The answer may surprise you – the Tax Policy Center estimated that of approximately 2.8m people to pass away in 2020, 4,100 estate tax returns would be filed, and only 1,900 would be taxable. That means almost half of the returns represent taxable estates, but the number of taxable estates relative to the number of deaths is a rounding error (0.1%).

If so few people actually owe estate taxes when they die, why do we make such a big deal about them? Because our wealth, and the goals we have for that wealth, are deeply personal and emotional, especially when it comes to thinking about what we leave behind for those we love.

Read on to see if you are part of the 1,900 and what you can do about it if your goals don’t include giving the government a chunk of your wealth.  

Federal Estate Tax 101 – A Quick Primer

The federal government sets a lifetime estate tax exemption amount that can be gifted during life or at death free of taxes. If the value of your gross estate exceeds the exemption amount in the year you pass away, your estate may be subject to estate taxes.

Amounts above the exemption will be subject to a 40% tax (as of current law).
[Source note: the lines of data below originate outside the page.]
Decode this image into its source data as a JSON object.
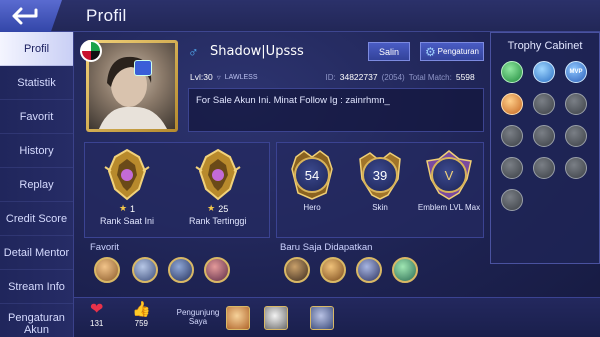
{
  "header": {
    "title": "Profil"
  },
  "sidebar": {
    "items": [
      {
        "label": "Profil",
        "active": true
      },
      {
        "label": "Statistik"
      },
      {
        "label": "Favorit"
      },
      {
        "label": "History"
      },
      {
        "label": "Replay"
      },
      {
        "label": "Credit Score"
      },
      {
        "label": "Detail Mentor"
      },
      {
        "label": "Stream Info"
      },
      {
        "label": "Pengaturan Akun"
      }
    ]
  },
  "profile": {
    "nickname": "Shadow|Upsss",
    "level": "Lvl:30",
    "tier": "LAWLESS",
    "id_label": "ID:",
    "id": "34822737",
    "server": "(2054)",
    "total_match_label": "Total Match:",
    "total_match": "5598",
    "bio": "For Sale Akun Ini. Minat Follow Ig : zainrhmn_",
    "copy_label": "Salin",
    "settings_label": "Pengaturan"
  },
  "ranks": [
    {
      "label": "Rank Saat Ini",
      "stars": "1"
    },
    {
      "label": "Rank Tertinggi",
      "stars": "25"
    }
  ],
  "medals": [
    {
      "label": "Hero",
      "value": "54"
    },
    {
      "label": "Skin",
      "value": "39"
    },
    {
      "label": "Emblem LVL Max",
      "value": "V"
    }
  ],
  "favorit": {
    "title": "Favorit"
  },
  "recent": {
    "title": "Baru Saja Didapatkan"
  },
  "trophy": {
    "title": "Trophy Cabinet",
    "mvp_text": "MVP"
  },
  "bottom": {
    "likes": "131",
    "thumbs": "759",
    "visitors_label": "Pengunjung Saya"
  },
  "colors": {
    "accent": "#d9b865",
    "sidebar_active": "#f4f5ff",
    "button": "#3d4fb4"
  }
}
This is a very simple starting point…as with anything related to taxes, there’s more complexity and nuance when it comes to actually calculating the amount subject to taxes because of things like deductions (including the value of assets transferred to your spouse at your death if you are married or to charity), taxable gifts made during your lifetime, and countless other factors that are best left to Federal Estate Tax 201 courses and beyond.

If your gross estate is less than the exemption amount, your estate won’t pay estate taxes.

Some states also have their own estate and/or inheritance taxes – it’s possible to transfer a large amount of money to your heirs federally tax-free while still paying estate taxes at the state level (though state rates are generally much lower than federal, topping out around %).

Who Must File a Federal Estate Tax Return?

The short answer is the executor of an estate whose gross value exceeds the lifetime estate tax exemption amount, which is $12.06M under current tax law. If your assets are below $12.06M, you may not have anything to worry about right now, but tax law is not set in stone. In fact, the current exemption amount is set to sunset in 2026, meaning that the exemption at that time will likely be half of what it is now ($6M or so) if Congress doesn’t extend current provisions.

Keep in mind that just because your executor must file an estate tax return, this doesn’t necessarily mean that your heirs will face a large estate tax bill (or any estate tax bill). It’s best to save yourself the hassle and leave the details to your team of professionals when it comes to figuring out what a potential tax bill might look like, including a trust and estate attorney, your accountant, and your wealth advisor.

Because nothing is simple when it comes to taxes… your executor may still have to file a federal estate tax return if you were married when you died, even if your gross estate is below $12.06M. If you don’t use up the full exemption amount when you pass away, the remaining amount can be transferred to your surviving spouse to increase the amount that can transfer free of estate taxes when they die. This “deceased spousal unused exclusion” provision allows married couples to effectively transfer $24.12M to heirs tax-free under current tax law – if the right forms are filed!


When Is an Estate Tax Return Due?

Working through the grief process when a loved one passes away may take years, but the IRS won’t wait that long. An estate tax return (and payment) is due within nine months of death, though an extension can be filed, giving an executor a little over a year to get their ducks in a row. A grace period of two years may exist if a return has to be filed solely to transfer the deceased spousal unused exclusion to the surviving spouse.

So You Have A Taxable Estate…

Whether your net worth exceeds the current exemption amount or you anticipate that it may, especially if the exemption amount decreases, the good news is there are ways to minimize the amount or impact of taxes your heirs may face if you plan in advance.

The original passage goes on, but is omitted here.